Pierwsze polemiki wokół zmartwychwstania i losów ciała Jezusa w kontekście rzeczywistości praktyk grzebalnych epoki
Słowa kluczowe:
zmartwychwstanie Jezusa, praktyki grzebalneAbstrakt
The first polemics concerning the resurrection of Christ and the fate of his remains in the light of funerary practices of the times
The article discusses the polemical writings, concerning the resurrection of Christ and what happened with his body, which arose between Christians, Jews and pagans from the moment of appearance of the gospels until the waning of antiquity St. Jerome. Janiszewski confronts also the evidence provided by the gospels on the Deposition with the funerary customs of the Romans and the Jews at the beginning of the first millennium.

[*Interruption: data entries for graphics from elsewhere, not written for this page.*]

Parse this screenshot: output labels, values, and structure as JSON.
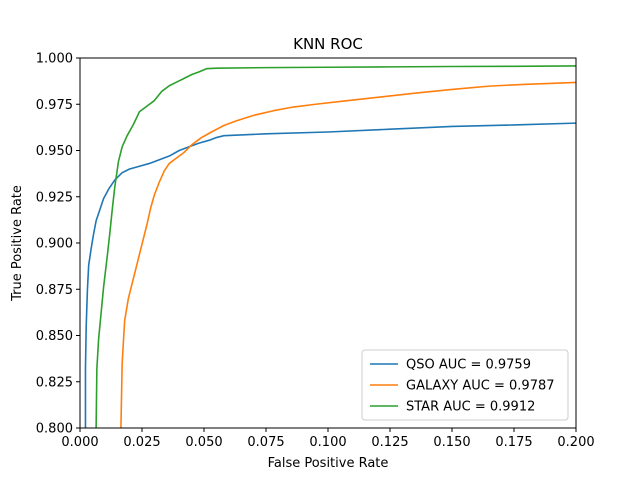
{
  "chart_data": {
    "type": "line",
    "title": "KNN ROC",
    "xlabel": "False Positive Rate",
    "ylabel": "True Positive Rate",
    "xlim": [
      0.0,
      0.2
    ],
    "ylim": [
      0.8,
      1.0
    ],
    "xticks": [
      "0.000",
      "0.025",
      "0.050",
      "0.075",
      "0.100",
      "0.125",
      "0.150",
      "0.175",
      "0.200"
    ],
    "yticks": [
      "0.800",
      "0.825",
      "0.850",
      "0.875",
      "0.900",
      "0.925",
      "0.950",
      "0.975",
      "1.000"
    ],
    "grid": false,
    "legend_position": "lower-right",
    "series": [
      {
        "name": "QSO AUC = 0.9759",
        "color": "#1f77b4",
        "points": [
          [
            0.0022,
            0.8
          ],
          [
            0.0022,
            0.832
          ],
          [
            0.0025,
            0.855
          ],
          [
            0.003,
            0.875
          ],
          [
            0.0035,
            0.888
          ],
          [
            0.0045,
            0.897
          ],
          [
            0.0055,
            0.905
          ],
          [
            0.0065,
            0.912
          ],
          [
            0.008,
            0.918
          ],
          [
            0.0095,
            0.924
          ],
          [
            0.0115,
            0.929
          ],
          [
            0.014,
            0.934
          ],
          [
            0.017,
            0.938
          ],
          [
            0.02,
            0.94
          ],
          [
            0.024,
            0.9415
          ],
          [
            0.028,
            0.943
          ],
          [
            0.032,
            0.945
          ],
          [
            0.036,
            0.947
          ],
          [
            0.04,
            0.95
          ],
          [
            0.044,
            0.952
          ],
          [
            0.048,
            0.954
          ],
          [
            0.052,
            0.9555
          ],
          [
            0.055,
            0.957
          ],
          [
            0.058,
            0.958
          ],
          [
            0.075,
            0.959
          ],
          [
            0.1,
            0.96
          ],
          [
            0.125,
            0.9615
          ],
          [
            0.15,
            0.963
          ],
          [
            0.175,
            0.9638
          ],
          [
            0.2,
            0.9648
          ]
        ]
      },
      {
        "name": "GALAXY AUC = 0.9787",
        "color": "#ff7f0e",
        "points": [
          [
            0.0165,
            0.8
          ],
          [
            0.017,
            0.835
          ],
          [
            0.018,
            0.858
          ],
          [
            0.0195,
            0.87
          ],
          [
            0.021,
            0.878
          ],
          [
            0.0225,
            0.886
          ],
          [
            0.024,
            0.894
          ],
          [
            0.0255,
            0.902
          ],
          [
            0.027,
            0.91
          ],
          [
            0.0285,
            0.919
          ],
          [
            0.03,
            0.926
          ],
          [
            0.032,
            0.933
          ],
          [
            0.034,
            0.939
          ],
          [
            0.036,
            0.943
          ],
          [
            0.039,
            0.946
          ],
          [
            0.042,
            0.949
          ],
          [
            0.045,
            0.953
          ],
          [
            0.049,
            0.957
          ],
          [
            0.053,
            0.96
          ],
          [
            0.058,
            0.9635
          ],
          [
            0.063,
            0.966
          ],
          [
            0.07,
            0.969
          ],
          [
            0.078,
            0.9715
          ],
          [
            0.086,
            0.9735
          ],
          [
            0.095,
            0.975
          ],
          [
            0.105,
            0.9765
          ],
          [
            0.115,
            0.978
          ],
          [
            0.125,
            0.9795
          ],
          [
            0.135,
            0.981
          ],
          [
            0.15,
            0.983
          ],
          [
            0.165,
            0.9848
          ],
          [
            0.18,
            0.9858
          ],
          [
            0.2,
            0.9868
          ]
        ]
      },
      {
        "name": "STAR AUC = 0.9912",
        "color": "#2ca02c",
        "points": [
          [
            0.0065,
            0.8
          ],
          [
            0.0068,
            0.832
          ],
          [
            0.0075,
            0.848
          ],
          [
            0.0085,
            0.862
          ],
          [
            0.0095,
            0.876
          ],
          [
            0.011,
            0.893
          ],
          [
            0.012,
            0.905
          ],
          [
            0.013,
            0.918
          ],
          [
            0.014,
            0.93
          ],
          [
            0.0155,
            0.944
          ],
          [
            0.017,
            0.952
          ],
          [
            0.019,
            0.958
          ],
          [
            0.0215,
            0.964
          ],
          [
            0.024,
            0.971
          ],
          [
            0.027,
            0.974
          ],
          [
            0.03,
            0.977
          ],
          [
            0.033,
            0.982
          ],
          [
            0.036,
            0.985
          ],
          [
            0.039,
            0.987
          ],
          [
            0.042,
            0.989
          ],
          [
            0.045,
            0.991
          ],
          [
            0.048,
            0.9925
          ],
          [
            0.051,
            0.9942
          ],
          [
            0.055,
            0.9945
          ],
          [
            0.075,
            0.9948
          ],
          [
            0.1,
            0.995
          ],
          [
            0.125,
            0.9952
          ],
          [
            0.15,
            0.9954
          ],
          [
            0.175,
            0.9955
          ],
          [
            0.2,
            0.9957
          ]
        ]
      }
    ]
  }
}
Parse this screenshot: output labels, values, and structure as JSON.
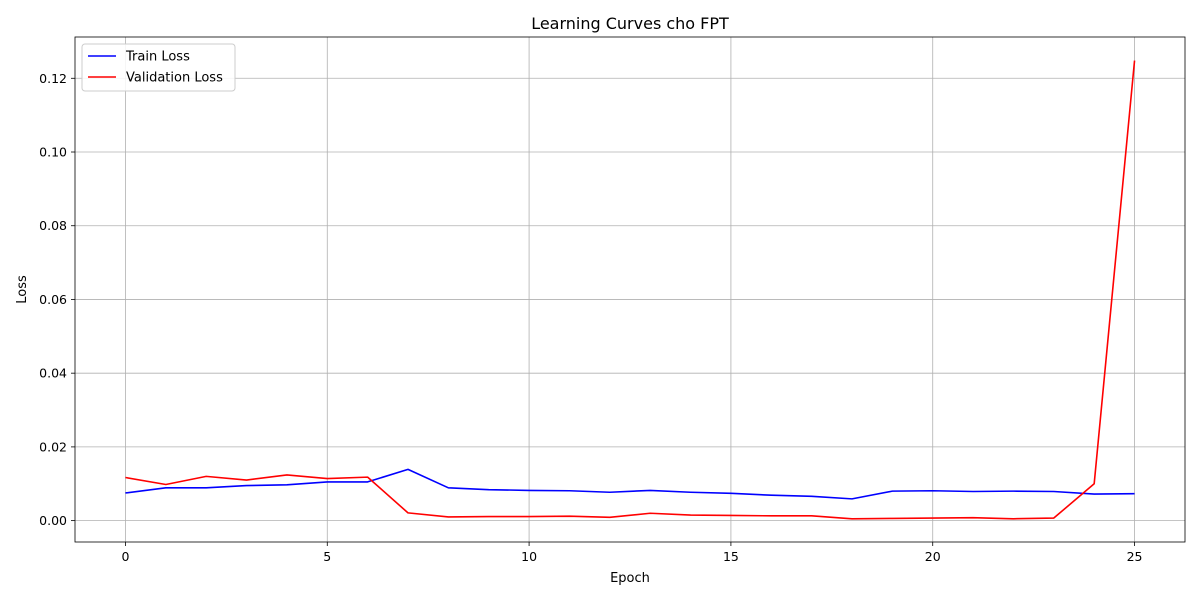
{
  "chart_data": {
    "type": "line",
    "title": "Learning Curves cho FPT",
    "xlabel": "Epoch",
    "ylabel": "Loss",
    "x": [
      0,
      1,
      2,
      3,
      4,
      5,
      6,
      7,
      8,
      9,
      10,
      11,
      12,
      13,
      14,
      15,
      16,
      17,
      18,
      19,
      20,
      21,
      22,
      23,
      24,
      25
    ],
    "xlim": [
      -1.25,
      26.25
    ],
    "ylim": [
      -0.0058,
      0.1312
    ],
    "x_ticks": [
      0,
      5,
      10,
      15,
      20,
      25
    ],
    "x_tick_labels": [
      "0",
      "5",
      "10",
      "15",
      "20",
      "25"
    ],
    "y_ticks": [
      0,
      0.02,
      0.04,
      0.06,
      0.08,
      0.1,
      0.12
    ],
    "y_tick_labels": [
      "0.00",
      "0.02",
      "0.04",
      "0.06",
      "0.08",
      "0.10",
      "0.12"
    ],
    "grid": true,
    "legend_position": "top-left",
    "series": [
      {
        "name": "Train Loss",
        "color": "#0000ff",
        "values": [
          0.0075,
          0.0089,
          0.0089,
          0.0095,
          0.0097,
          0.0105,
          0.0105,
          0.0139,
          0.0089,
          0.0084,
          0.0082,
          0.0081,
          0.0077,
          0.0082,
          0.0077,
          0.0074,
          0.0069,
          0.0066,
          0.0059,
          0.008,
          0.0081,
          0.0079,
          0.008,
          0.0079,
          0.0072,
          0.0073
        ]
      },
      {
        "name": "Validation Loss",
        "color": "#ff0000",
        "values": [
          0.0117,
          0.0098,
          0.012,
          0.011,
          0.0124,
          0.0114,
          0.0118,
          0.0021,
          0.001,
          0.0011,
          0.0011,
          0.0012,
          0.0009,
          0.002,
          0.0015,
          0.0014,
          0.0013,
          0.0013,
          0.0005,
          0.0006,
          0.0007,
          0.0008,
          0.0005,
          0.0007,
          0.01,
          0.1248
        ]
      }
    ]
  }
}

The author brings forth the opinion widespread among the Jews that the disciples of Christ secretly took the body out of the burial place. Traces of this opinion are to be found in the Gospel according to St. Matthew, which was written in the Roman East, and which clearly opposes such accusations. These polemics were continued in later Christian writings, among others by Origen, who pointed out reasons both moral contradiction with the teaching of Jesus and practical fear of reaction of other people, if the theft became disclosed, and impossibility of opening the tomb without waking up the sentries, why Christ’s disciples couldn’t have done it. The arguments of the Greek and Roman pagan thought according to Janiszewski are known from Porphyry’s treatise Adversus Christianos, which stressed the weakness of the Christian case: small number of witnesses, all of them disciples of Jesus, moreover interested in his authenticity. Janiszewski also is of the opinion that in the Gospel according to St. John there is another trace of this discussion, on the Christian part: the evangelist’s account shows that Jesus’ disciples accepted the veracity of the Resurrection only step by step.
In discussing the funerary customs of the times, the author points out that during the early period of the Roman Empire bodies of executed convicts were not allowed to be buried. To secure the realisation of this law crosses bearing the bodies were guarded by soldiers. Palestine was an exception in this respect, where the burying of the dead before sunset was a strong requirement of religious nature. According to Amos Kloner and Boas Zissu it was possible that bodies of the executed were laid in temporary graves and returned to the families when they disintegrated or when the grave was overfilled. Such graves were guarded not only from the family members, but also from persons practicing magical rites, who stole corpse fragments, in particular of those who suffered a cruel death, in expectation that such deceased would become strong bad demons. One cannot exclude that Christ was interred in such a temporary grave.